What a start to our first camping trip of 2021!
We’ve been camping along the Snake River since Madi was just a little girl. She’s always loved Little Goose because of the inlets for swimming, and even now, at 15, she still enjoys jumping into the water — although it was still a bit cold for her in mid-May!
I like the area for the fishing 10 feet from camp.
So it was great to be back at our favorite spot again!
And the weather couldn’t have been better, in the mid-80s and mostly sunny.
We’ve camped along the Snake River in 105-degree weather — great for Madi to spend the days swimming, but a little hot when out of the water!
On that trip, I had a tarp extended from atop the tent out to extension poles held in place by guy-lines for shade.
One morning about 6 a.m., we were asleep in the tent when Brodee the dog started growling. I woke up and saw a large, dark figure moving just outside. I grabbed Brodee to keep him quiet, and watched the shadowy figure move around the tent.

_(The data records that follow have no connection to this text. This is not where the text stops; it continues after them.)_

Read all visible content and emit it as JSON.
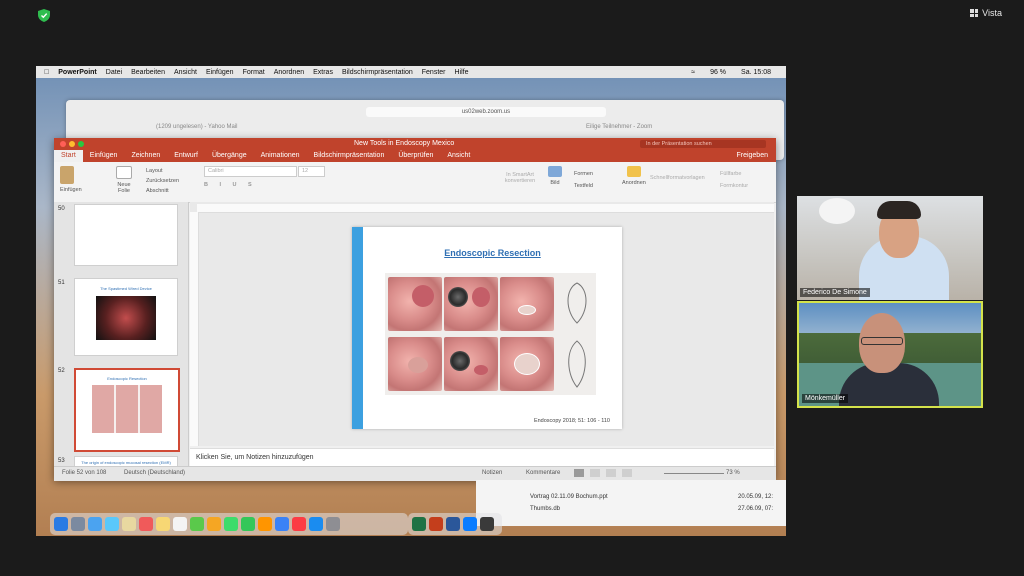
{
  "zoom": {
    "view_label": "Vista"
  },
  "menubar": {
    "app": "PowerPoint",
    "items": [
      "Datei",
      "Bearbeiten",
      "Ansicht",
      "Einfügen",
      "Format",
      "Anordnen",
      "Extras",
      "Bildschirmpräsentation",
      "Fenster",
      "Hilfe"
    ],
    "battery": "96 %",
    "clock": "Sa. 15:08"
  },
  "safari": {
    "url": "us02web.zoom.us",
    "tab1": "(1209 ungelesen) - Yahoo Mail",
    "tab2": "Eilige Teilnehmer - Zoom"
  },
  "ppt": {
    "title": "New Tools in Endoscopy Mexico",
    "search_placeholder": "In der Präsentation suchen",
    "tabs": [
      "Start",
      "Einfügen",
      "Zeichnen",
      "Entwurf",
      "Übergänge",
      "Animationen",
      "Bildschirmpräsentation",
      "Überprüfen",
      "Ansicht"
    ],
    "share": "Freigeben",
    "ribbon": {
      "paste": "Einfügen",
      "new_slide": "Neue Folie",
      "layout": "Layout",
      "reset": "Zurücksetzen",
      "section": "Abschnitt",
      "font": "Calibri",
      "size": "12",
      "smartart": "In SmartArt konvertieren",
      "image": "Bild",
      "shapes": "Formen",
      "textbox": "Textfeld",
      "arrange": "Anordnen",
      "quick_styles": "Schnellformatvorlagen",
      "fill": "Füllfarbe",
      "outline": "Formkontur"
    },
    "thumbs": [
      {
        "num": "50",
        "title": ""
      },
      {
        "num": "51",
        "title": "The Spastimed Wired Device"
      },
      {
        "num": "52",
        "title": "Endoscopic Resection"
      },
      {
        "num": "53",
        "title": "The origin of endoscopic mucosal resection (EMR)"
      }
    ],
    "slide": {
      "title": "Endoscopic Resection",
      "citation": "Endoscopy 2018; 51: 106 - 110"
    },
    "notes_placeholder": "Klicken Sie, um Notizen hinzuzufügen",
    "status": {
      "slide_count": "Folie 52 von 108",
      "language": "Deutsch (Deutschland)",
      "notes": "Notizen",
      "comments": "Kommentare",
      "zoom": "73 %"
    }
  },
  "finder": {
    "file1": "Vortrag 02.11.09 Bochum.ppt",
    "file1_date": "20.05.09, 12:",
    "file2": "Thumbs.db",
    "file2_date": "27.06.09, 07:"
  },
  "participants": [
    {
      "name": "Federico De Simone"
    },
    {
      "name": "Mönkemüller"
    }
  ]
}
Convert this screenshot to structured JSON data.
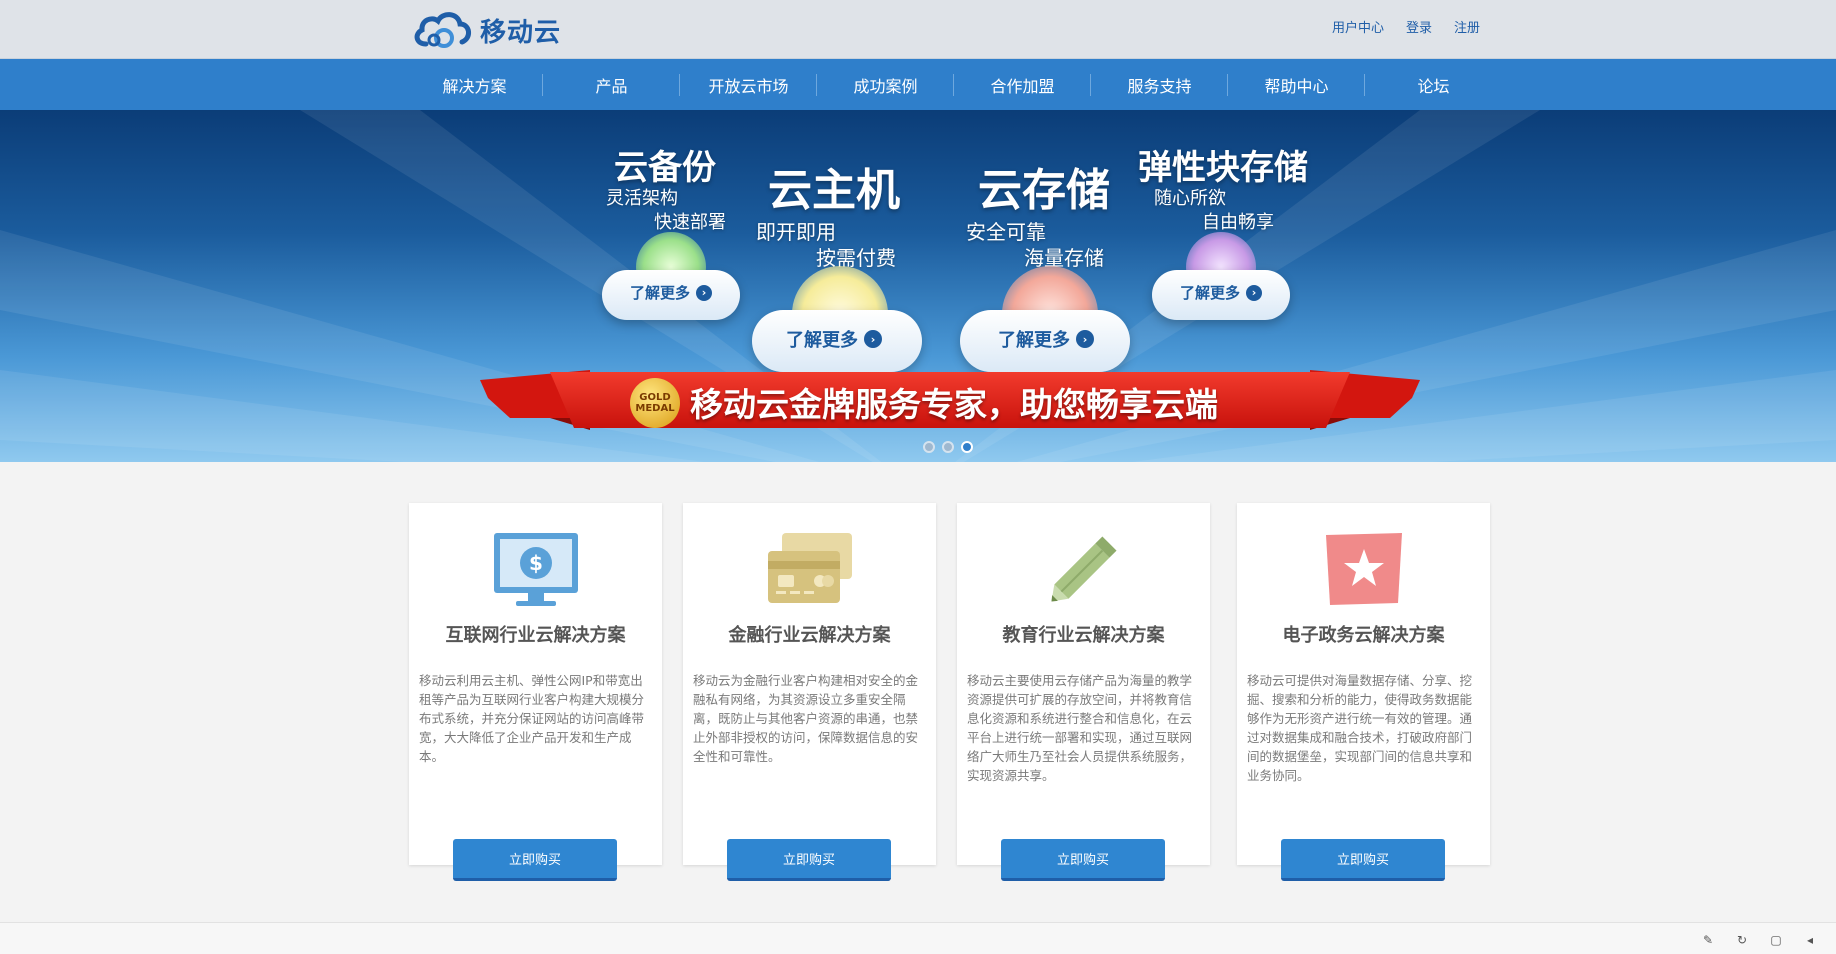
{
  "header": {
    "logo_text": "移动云",
    "links": [
      "用户中心",
      "登录",
      "注册"
    ]
  },
  "nav": {
    "items": [
      "解决方案",
      "产品",
      "开放云市场",
      "成功案例",
      "合作加盟",
      "服务支持",
      "帮助中心",
      "论坛"
    ]
  },
  "banner": {
    "products": [
      {
        "title": "云备份",
        "sub1": "灵活架构",
        "sub2": "快速部署",
        "more": "了解更多"
      },
      {
        "title": "云主机",
        "sub1": "即开即用",
        "sub2": "按需付费",
        "more": "了解更多"
      },
      {
        "title": "云存储",
        "sub1": "安全可靠",
        "sub2": "海量存储",
        "more": "了解更多"
      },
      {
        "title": "弹性块存储",
        "sub1": "随心所欲",
        "sub2": "自由畅享",
        "more": "了解更多"
      }
    ],
    "medal_text": "GOLD MEDAL",
    "slogan": "移动云金牌服务专家，助您畅享云端",
    "slide_count": 3,
    "active_slide": 3
  },
  "solutions": [
    {
      "title": "互联网行业云解决方案",
      "desc": "移动云利用云主机、弹性公网IP和带宽出租等产品为互联网行业客户构建大规模分布式系统，并充分保证网站的访问高峰带宽，大大降低了企业产品开发和生产成本。",
      "button": "立即购买",
      "icon": "monitor-dollar-icon",
      "icon_color": "#5aa1d8"
    },
    {
      "title": "金融行业云解决方案",
      "desc": "移动云为金融行业客户构建相对安全的金融私有网络，为其资源设立多重安全隔离，既防止与其他客户资源的串通，也禁止外部非授权的访问，保障数据信息的安全性和可靠性。",
      "button": "立即购买",
      "icon": "credit-card-icon",
      "icon_color": "#d6c27e"
    },
    {
      "title": "教育行业云解决方案",
      "desc": "移动云主要使用云存储产品为海量的教学资源提供可扩展的存放空间，并将教育信息化资源和系统进行整合和信息化，在云平台上进行统一部署和实现，通过互联网络广大师生乃至社会人员提供系统服务，实现资源共享。",
      "button": "立即购买",
      "icon": "pencil-icon",
      "icon_color": "#a9c484"
    },
    {
      "title": "电子政务云解决方案",
      "desc": "移动云可提供对海量数据存储、分享、挖掘、搜索和分析的能力，使得政务数据能够作为无形资产进行统一有效的管理。通过对数据集成和融合技术，打破政府部门间的数据堡垒，实现部门间的信息共享和业务协同。",
      "button": "立即购买",
      "icon": "star-flag-icon",
      "icon_color": "#f08a8a"
    }
  ]
}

The figure came around the tent to where the window was open to the screen, and it turned out to be a cow! Somehow, the cow had maneuvered through camp without hitting any of the guy-lines, and moved past.
That whole experience got my blood pumping!
Madi slept through the whole thing.
Later that morning, a ranger came by and said a local ranch had lost a herd of cows through a downed fence.
Anyway, it seems adventures with wildlife at Little Goose Landing continues.
When Madi was done swimming on this recent trip, I figured I’d try some fishing. It was a bit windy, so I opted for the spinning rod instead of the fly rod — I’d learned my lesson on THAT one, which was detailed in an earlier column.
Some of the fishermen putting boats in at the launch were going after smallmouth bass, so I put a crawdad lure on the line and headed to the river.
Three casts in I had a fish on, and from its fight I figured it was a smallmouth.
I’d caught my first fish on a fly just across the same inlet 10 years ago, and it had put up a good fight as well.
I brought the bass in, a beautiful 12-incher, and then carefully released it.
And that was enough to entice Madi to grab a rod and try her luck.
But despite trying different lures and methods, no more fish took the bait that night.
So we grilled up the steaks we’d brought and enjoyed a delicious dinner with a gorgeous view of a beautiful sunset.
It was a great day to start camping season.